OCBCC's Submission to the Gender Wage Gap Strategy Steering Committee
As an organization that represents the perspectives of both parents and the child care workforce our approach to this issue is grounded in two realities make building a real child care system a key element in any strategy for closing the gender wage gap:
- The lack of affordable, high quality child care continues to limit many women’s opportunities to participate in full-time work, training or education;
- Child care work is still a firmly entrenched ‘female job ghetto’ in which the almost entirely female workforce continues to experience a ‘care penalty’. This workforce is underpaid and undervalued as determined by Ontario’s pay equity process.
These are both critical barriers to closing the gender wage gap that are linked to a larger overarching issue: child care remains a private market not a system. The current child care market does us all a disservice as it limits government responsibility and leaves public planning and coherent delivery on the sidelines. To address Ontario’s gender wage gap, we must move from a child care market to a comprehensive system.

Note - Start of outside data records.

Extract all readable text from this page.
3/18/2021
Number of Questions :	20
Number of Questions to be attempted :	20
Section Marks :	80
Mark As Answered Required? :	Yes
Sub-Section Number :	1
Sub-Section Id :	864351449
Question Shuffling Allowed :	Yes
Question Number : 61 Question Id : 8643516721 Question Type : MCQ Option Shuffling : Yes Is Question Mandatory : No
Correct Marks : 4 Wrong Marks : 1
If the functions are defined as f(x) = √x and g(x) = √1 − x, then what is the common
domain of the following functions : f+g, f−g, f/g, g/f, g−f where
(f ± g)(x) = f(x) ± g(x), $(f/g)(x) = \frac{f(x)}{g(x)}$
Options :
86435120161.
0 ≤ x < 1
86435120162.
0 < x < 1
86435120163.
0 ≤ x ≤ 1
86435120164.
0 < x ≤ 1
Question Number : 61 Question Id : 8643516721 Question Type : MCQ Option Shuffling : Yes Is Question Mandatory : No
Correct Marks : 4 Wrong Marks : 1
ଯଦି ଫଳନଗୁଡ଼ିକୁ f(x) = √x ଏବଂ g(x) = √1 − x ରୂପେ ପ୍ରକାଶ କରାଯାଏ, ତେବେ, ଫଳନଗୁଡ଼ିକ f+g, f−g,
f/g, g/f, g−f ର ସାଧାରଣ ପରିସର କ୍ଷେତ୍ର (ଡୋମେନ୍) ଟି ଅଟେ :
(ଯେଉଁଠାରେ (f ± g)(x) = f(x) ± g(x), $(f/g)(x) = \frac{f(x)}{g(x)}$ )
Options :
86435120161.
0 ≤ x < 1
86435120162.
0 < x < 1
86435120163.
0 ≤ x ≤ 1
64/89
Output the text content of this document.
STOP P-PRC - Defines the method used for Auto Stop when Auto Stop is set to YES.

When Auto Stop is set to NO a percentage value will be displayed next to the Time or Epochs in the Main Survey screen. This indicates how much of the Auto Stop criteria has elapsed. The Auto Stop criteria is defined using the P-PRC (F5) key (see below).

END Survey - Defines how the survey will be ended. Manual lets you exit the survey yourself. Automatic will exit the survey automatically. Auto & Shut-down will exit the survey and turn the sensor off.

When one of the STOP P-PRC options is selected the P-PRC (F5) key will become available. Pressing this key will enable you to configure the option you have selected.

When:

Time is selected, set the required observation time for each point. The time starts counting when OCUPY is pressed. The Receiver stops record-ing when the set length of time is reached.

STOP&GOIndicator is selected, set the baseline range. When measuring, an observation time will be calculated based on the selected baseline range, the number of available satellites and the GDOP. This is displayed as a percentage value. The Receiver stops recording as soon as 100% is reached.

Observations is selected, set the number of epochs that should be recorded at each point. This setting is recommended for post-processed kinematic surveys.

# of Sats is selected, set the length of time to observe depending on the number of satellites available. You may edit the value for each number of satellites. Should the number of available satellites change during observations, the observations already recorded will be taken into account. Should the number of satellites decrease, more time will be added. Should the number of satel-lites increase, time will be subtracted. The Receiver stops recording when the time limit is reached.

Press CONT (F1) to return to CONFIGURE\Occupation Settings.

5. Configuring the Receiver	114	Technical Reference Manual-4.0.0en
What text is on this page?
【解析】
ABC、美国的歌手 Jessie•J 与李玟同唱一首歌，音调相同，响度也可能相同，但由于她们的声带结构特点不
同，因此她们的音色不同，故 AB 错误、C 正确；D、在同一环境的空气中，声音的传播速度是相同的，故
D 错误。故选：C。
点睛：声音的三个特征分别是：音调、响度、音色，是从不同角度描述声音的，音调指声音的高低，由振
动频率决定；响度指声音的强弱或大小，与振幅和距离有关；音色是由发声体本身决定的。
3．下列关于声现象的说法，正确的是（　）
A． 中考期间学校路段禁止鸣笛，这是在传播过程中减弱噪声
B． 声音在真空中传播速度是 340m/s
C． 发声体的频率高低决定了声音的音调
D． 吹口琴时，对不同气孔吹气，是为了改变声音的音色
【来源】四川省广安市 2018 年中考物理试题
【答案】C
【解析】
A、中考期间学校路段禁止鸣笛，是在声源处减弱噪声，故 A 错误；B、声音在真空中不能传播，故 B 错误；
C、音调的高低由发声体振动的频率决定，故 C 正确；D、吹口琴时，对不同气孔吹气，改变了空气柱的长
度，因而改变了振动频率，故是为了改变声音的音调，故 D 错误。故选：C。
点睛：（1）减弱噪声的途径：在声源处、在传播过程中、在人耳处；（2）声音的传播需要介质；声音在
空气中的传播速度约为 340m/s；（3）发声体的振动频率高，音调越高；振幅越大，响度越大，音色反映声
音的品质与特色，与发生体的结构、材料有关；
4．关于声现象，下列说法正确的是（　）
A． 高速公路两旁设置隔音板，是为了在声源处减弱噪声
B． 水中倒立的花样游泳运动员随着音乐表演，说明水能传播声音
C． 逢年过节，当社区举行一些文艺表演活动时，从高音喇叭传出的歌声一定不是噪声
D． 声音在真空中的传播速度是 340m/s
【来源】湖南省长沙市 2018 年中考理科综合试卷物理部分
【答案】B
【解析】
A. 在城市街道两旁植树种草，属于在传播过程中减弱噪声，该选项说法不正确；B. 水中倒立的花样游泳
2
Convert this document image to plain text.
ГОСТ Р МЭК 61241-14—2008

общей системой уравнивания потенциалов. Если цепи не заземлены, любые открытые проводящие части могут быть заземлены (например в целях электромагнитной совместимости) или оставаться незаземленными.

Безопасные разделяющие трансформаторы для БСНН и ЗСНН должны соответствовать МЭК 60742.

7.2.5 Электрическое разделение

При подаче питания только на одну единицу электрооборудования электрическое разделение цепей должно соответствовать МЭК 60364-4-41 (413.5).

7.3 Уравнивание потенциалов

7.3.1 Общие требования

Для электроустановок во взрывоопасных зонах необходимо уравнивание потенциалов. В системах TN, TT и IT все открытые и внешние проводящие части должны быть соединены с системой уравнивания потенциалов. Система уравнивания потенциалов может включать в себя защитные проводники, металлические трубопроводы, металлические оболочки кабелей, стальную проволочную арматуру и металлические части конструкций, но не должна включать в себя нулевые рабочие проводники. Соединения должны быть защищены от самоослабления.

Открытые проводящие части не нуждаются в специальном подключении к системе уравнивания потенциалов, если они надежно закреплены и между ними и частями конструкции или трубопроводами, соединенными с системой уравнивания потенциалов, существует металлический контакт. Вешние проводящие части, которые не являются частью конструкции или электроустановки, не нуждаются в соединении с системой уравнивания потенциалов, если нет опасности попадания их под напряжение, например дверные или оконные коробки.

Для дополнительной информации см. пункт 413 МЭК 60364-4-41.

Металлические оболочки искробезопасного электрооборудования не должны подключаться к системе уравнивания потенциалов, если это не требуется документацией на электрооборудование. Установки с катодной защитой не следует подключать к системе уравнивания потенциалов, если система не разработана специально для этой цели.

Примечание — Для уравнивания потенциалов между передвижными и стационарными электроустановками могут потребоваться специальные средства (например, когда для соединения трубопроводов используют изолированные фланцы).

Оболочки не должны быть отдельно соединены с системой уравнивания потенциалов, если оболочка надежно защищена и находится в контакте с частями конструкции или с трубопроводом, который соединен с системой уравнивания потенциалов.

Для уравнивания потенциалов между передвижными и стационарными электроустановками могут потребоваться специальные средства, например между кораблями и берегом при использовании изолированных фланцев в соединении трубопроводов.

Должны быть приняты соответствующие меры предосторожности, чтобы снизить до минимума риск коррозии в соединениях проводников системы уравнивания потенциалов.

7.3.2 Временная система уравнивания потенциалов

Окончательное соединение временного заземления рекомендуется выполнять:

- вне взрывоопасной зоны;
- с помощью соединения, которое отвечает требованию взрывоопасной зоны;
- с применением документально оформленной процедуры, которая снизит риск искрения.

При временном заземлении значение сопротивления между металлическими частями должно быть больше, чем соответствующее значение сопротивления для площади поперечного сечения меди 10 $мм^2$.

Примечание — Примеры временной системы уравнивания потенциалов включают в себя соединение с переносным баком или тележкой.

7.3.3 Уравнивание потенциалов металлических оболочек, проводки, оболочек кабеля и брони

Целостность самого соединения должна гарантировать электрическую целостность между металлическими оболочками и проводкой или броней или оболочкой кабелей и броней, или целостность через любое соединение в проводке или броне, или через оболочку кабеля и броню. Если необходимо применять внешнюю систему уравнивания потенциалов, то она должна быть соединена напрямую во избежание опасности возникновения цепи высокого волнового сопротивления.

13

We recommend that the Ontario government adopt the principles of the Shared Framework for Building an Early Childhood Education and Care System for All and immediately begin a process to transform Ontario’s current child care market patchwork into a comprehensive system. We recommend:
1. The Government of Ontario builds an early childhood education and care system based on the principles of universality, high quality and comprehensiveness that:
a. Recognizes that access requires both a supply of high quality services and fees that all families can afford (or no fee);
b. Employs a well-compensated, well-supported, well-educated early childhood workforce, which is recognized and appreciated for the importance of their work;
2. To build this system, Ontario must develop:
a. a coherent policy framework with targets and timelines for expansion of early childhood education and care services;
b. a long-term plan for sustained predictable public funding including both base funding to support affordable, high quality services directly and a capital infrastructure plan to expand and maintain services;
c. an early childhood education and care workforce strategy, including a wage strategy.